Becca interviews Alex Scarrow
By Becca / Spinebreakers Crew
What inspired you to start writing?
To be honest I was at it by the age of 9. I have a crystal clear memory of a friday afternoon at primary school - the class being presented with a photograph cut out from the National Geographic of an Eskimo leading a bear (on a leash!) across arctic tundra. It inspired me to write my first 'novel'...just like the (rubbish) movie 'Day After Tomorrrow', it featured a world frozen by the sudden arrival of an ice-age and it was the story of survival of a boy and a bear he's rescued from a zoo. I scribbled away over the weekend and turned up on Monday with 2 exercise books completely filled!
Do you think that your book is original in terms of adventure?
I think, to be honest, there are many ingredients in there that geeks like me will recognise from other books, films, games...even classic comics like 2000AD. And to be fair, most books/films/games these days 'borrow' ideas. Which, by the way, is perfectly fine, after all that's exactly what the creative process is...the recombination of concepts. But what's important is that you produce something new from the ingredients you've borrowed, otherwise you're just rehashing what's already out there.
How did you come up with your characters Liam, Sal and Maddy?
I have a number of nieces and nephews in the family, and of course my son, Jake. Between you and me, there are elements of them in the characters. I won't name names...or traits, that'll land me in hot water, for sure. But I suppose there's also a bit of me in Liam....no hang on, actually, thinking about it. I'm more like the character, Bob. A bit of a bubble-headed clutz.
The introduction of your characters feel slightly rushed, was that your intention?
Yes. There's a pace to TimeRiders I wanted to begin with a sense of hustling against time...things being a bit of a panic; that sense that the 'agency' that recruits them is also struggling to find its own feet and is busking it as it goes along. I can't say anymore about the agency there as I'll end up in spoiler territory, but it's all meant to feel a bit ad hoc. And of course the three of them are thrown into the action before they're ready. Later in the book, as each deal with the crisis in their own way, we get a chance to grab a breath from the action and get to know them better.
How did you come up with the idea of having Kramer taking over as Fuher in Germany?
A favourite hobby of historians is to discuss 'what if' history. If-something-had-gone-differently-here-then-the-world-have-gone-this-way kind of thing. And one of the most common 'what if' discussions is how and where the Nazis went wrong and whether there's a possibility that they actually could have won the war. For creative writing purposes, that's an exciting and terrifying angle to explore.
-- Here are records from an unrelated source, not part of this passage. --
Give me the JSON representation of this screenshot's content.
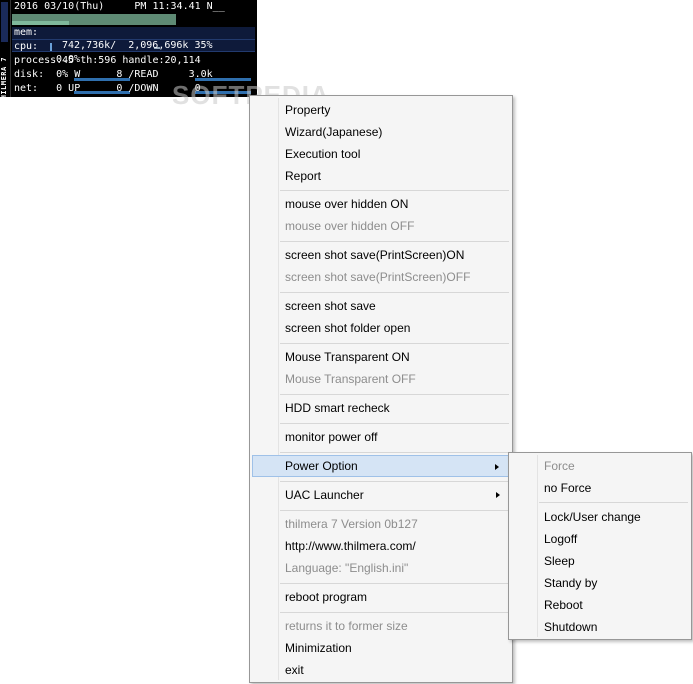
{
  "monitor": {
    "side_label": "THILMERA 7",
    "datetime": "2016 03/10(Thu)     PM 11:34.41 N__",
    "mem_label": "mem:",
    "mem_value": "742,736k/  2,096,696k 35%",
    "cpu_label": "cpu:",
    "cpu_value": "0.0%",
    "process_line": "process:45 th:596 handle:20,114",
    "disk_line": "disk:  0% W      8 /READ     3.0k",
    "net_line": "net:   0 UP      0 /DOWN      0",
    "mem_fraction": 0.35
  },
  "watermark": "SOFTPEDIA",
  "menu": {
    "items": [
      {
        "label": "Property",
        "enabled": true
      },
      {
        "label": "Wizard(Japanese)",
        "enabled": true
      },
      {
        "label": "Execution tool",
        "enabled": true
      },
      {
        "label": "Report",
        "enabled": true
      },
      {
        "label": "mouse over hidden ON",
        "enabled": true
      },
      {
        "label": "mouse over hidden OFF",
        "enabled": false
      },
      {
        "label": "screen shot save(PrintScreen)ON",
        "enabled": true
      },
      {
        "label": "screen shot save(PrintScreen)OFF",
        "enabled": false
      },
      {
        "label": "screen shot save",
        "enabled": true
      },
      {
        "label": "screen shot folder open",
        "enabled": true
      },
      {
        "label": "Mouse Transparent ON",
        "enabled": true
      },
      {
        "label": "Mouse Transparent OFF",
        "enabled": false
      },
      {
        "label": "HDD smart recheck",
        "enabled": true
      },
      {
        "label": "monitor power off",
        "enabled": true
      },
      {
        "label": "Power Option",
        "enabled": true,
        "submenu": true,
        "highlighted": true
      },
      {
        "label": "UAC Launcher",
        "enabled": true,
        "submenu": true
      },
      {
        "label": "thilmera 7 Version 0b127",
        "enabled": false
      },
      {
        "label": "http://www.thilmera.com/",
        "enabled": true
      },
      {
        "label": "Language: \"English.ini\"",
        "enabled": false
      },
      {
        "label": "reboot program",
        "enabled": true
      },
      {
        "label": "returns it to former size",
        "enabled": false
      },
      {
        "label": "Minimization",
        "enabled": true
      },
      {
        "label": "exit",
        "enabled": true
      }
    ]
  },
  "submenu": {
    "items": [
      {
        "label": "Force",
        "enabled": false
      },
      {
        "label": "no Force",
        "enabled": true
      },
      {
        "label": "Lock/User change",
        "enabled": true
      },
      {
        "label": "Logoff",
        "enabled": true
      },
      {
        "label": "Sleep",
        "enabled": true
      },
      {
        "label": "Standy by",
        "enabled": true
      },
      {
        "label": "Reboot",
        "enabled": true
      },
      {
        "label": "Shutdown",
        "enabled": true
      }
    ]
  }
}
Dr Paul Kramer is the embodiment of that question played out to its logical conclusion. But he's also an interesting character in his own right. Yes...he becomes a brutal dictator and destroys the world but, his intentions at the beginning are in fact honourable - to save us from a dark future. It's the classic example of power corrupting.
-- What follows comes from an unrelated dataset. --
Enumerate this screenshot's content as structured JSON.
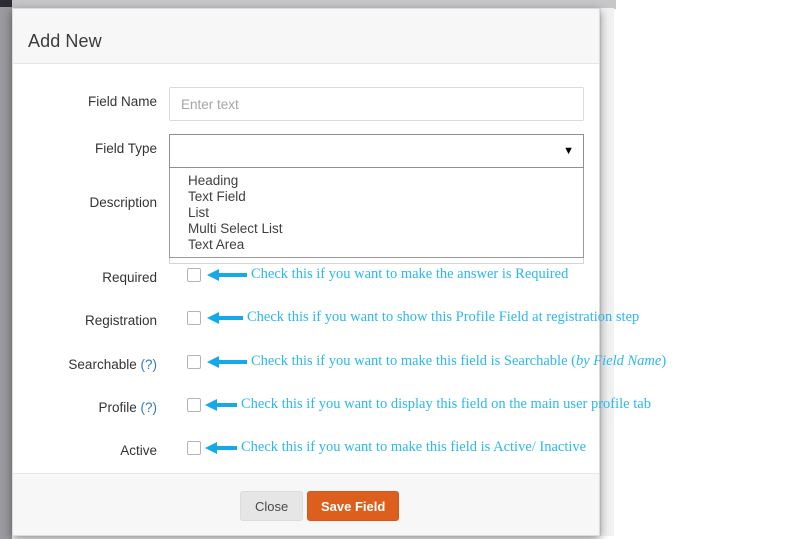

The ending of your book is emotive, is the prolonged build up meant to add to this?
I hate...really hate...books that end on a happy-clappy 'that's the bad guys all sorted, let's go have a cup of tea' note. For that matter, I really hate protagonists who are super-clever, and can leap out of harm's way with one deft movement. I like real characters who mess up, who wrestle with their own fear, who can be spiteful, be insecure. Because it feels more real-world. And book endings are the same for me; life seldom ends up with a happy ending - ginger beer and cakes all round. For me a book that ends on a note of tragedy, melancholy or pathos is a book I'll be thinking about long after I've closed the cover. Behind the action and adventure of TimeRiders is a tragic story...which I don't want to talk about too much now as it ties in with the series-long story arc. Needless to say, Liam is....no, see? I nearly let slip a spoiler there. (Shhhh Alex, say no more.)
What ideas do you have for the upcoming sequel, or is there going to be one?
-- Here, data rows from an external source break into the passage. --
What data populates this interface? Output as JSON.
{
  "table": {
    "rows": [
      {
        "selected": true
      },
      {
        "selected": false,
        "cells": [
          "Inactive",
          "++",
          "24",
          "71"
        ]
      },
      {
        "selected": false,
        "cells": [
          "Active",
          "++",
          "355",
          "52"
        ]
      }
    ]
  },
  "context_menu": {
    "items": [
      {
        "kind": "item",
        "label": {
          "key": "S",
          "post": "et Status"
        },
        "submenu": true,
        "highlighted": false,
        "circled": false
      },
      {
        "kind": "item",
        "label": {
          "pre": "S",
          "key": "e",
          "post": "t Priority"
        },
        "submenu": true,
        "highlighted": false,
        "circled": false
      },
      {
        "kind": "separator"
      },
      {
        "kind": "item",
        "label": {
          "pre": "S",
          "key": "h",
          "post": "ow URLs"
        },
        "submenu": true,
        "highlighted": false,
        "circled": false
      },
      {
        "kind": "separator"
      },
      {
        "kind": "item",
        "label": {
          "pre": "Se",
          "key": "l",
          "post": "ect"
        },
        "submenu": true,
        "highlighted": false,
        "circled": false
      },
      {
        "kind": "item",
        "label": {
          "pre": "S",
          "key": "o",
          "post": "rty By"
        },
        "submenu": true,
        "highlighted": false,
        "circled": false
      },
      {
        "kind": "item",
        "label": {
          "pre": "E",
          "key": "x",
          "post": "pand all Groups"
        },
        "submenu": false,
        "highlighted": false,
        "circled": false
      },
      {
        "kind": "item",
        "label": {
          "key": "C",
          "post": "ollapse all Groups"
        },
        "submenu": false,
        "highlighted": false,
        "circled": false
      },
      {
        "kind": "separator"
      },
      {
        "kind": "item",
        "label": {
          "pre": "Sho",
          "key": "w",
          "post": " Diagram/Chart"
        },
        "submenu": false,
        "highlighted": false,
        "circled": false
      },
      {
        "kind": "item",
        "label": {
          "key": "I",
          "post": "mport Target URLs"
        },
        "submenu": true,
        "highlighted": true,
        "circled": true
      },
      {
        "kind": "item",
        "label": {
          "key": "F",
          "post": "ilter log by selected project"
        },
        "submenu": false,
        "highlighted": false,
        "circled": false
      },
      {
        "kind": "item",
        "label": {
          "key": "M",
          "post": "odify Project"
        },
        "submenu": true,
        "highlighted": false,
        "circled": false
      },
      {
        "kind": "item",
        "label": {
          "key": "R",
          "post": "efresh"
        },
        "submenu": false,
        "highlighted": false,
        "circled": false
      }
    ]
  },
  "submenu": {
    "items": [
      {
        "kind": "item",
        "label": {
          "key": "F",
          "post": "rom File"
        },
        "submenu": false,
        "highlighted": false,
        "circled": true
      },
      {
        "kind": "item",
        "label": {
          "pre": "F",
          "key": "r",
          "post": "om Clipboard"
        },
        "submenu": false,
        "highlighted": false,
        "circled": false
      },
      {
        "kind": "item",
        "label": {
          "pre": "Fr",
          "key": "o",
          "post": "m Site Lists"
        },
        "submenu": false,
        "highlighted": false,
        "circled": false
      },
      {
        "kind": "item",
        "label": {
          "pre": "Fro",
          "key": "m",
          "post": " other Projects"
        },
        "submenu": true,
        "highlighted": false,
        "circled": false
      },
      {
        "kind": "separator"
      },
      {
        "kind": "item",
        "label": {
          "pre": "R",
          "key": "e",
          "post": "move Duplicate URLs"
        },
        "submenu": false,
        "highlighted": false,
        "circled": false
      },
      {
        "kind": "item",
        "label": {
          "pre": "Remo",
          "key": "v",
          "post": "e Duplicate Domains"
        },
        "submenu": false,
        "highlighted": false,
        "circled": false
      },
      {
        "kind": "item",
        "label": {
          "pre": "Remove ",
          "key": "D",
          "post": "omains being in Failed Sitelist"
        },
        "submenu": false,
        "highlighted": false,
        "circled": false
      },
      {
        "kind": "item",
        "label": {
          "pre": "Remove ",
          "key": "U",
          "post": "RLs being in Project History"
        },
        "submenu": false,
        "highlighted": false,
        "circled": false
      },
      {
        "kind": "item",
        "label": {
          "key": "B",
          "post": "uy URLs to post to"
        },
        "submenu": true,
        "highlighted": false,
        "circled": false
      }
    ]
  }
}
Oh good grief, yes! I've just finished writing the second book, which will be out in the Summer and I'm busy working on the synopsis for the third book. Book 2 sees the characters go back to the Late Cretaceous period, to a time a few thousand years before the K2 event. The series has a meta-narrative planned out over 9 books.
What type of audience do you want to attract by writing this book?
From the beginning I wanted TimeRiders to be a book that transcends book store age bands. It's something I want a son and dad, a mum and daughter, (also...a son and a mother, and father and a daughter - is that all combinations accounted for? Yup) to both be able to read and enjoy and then compare notes on. It's what I do with Jake. We read the same books and then chew the cud on them. Of course we like different elements of the same books, and we'll argue 'til we're blue in the face about which bits are coolest...but I love that.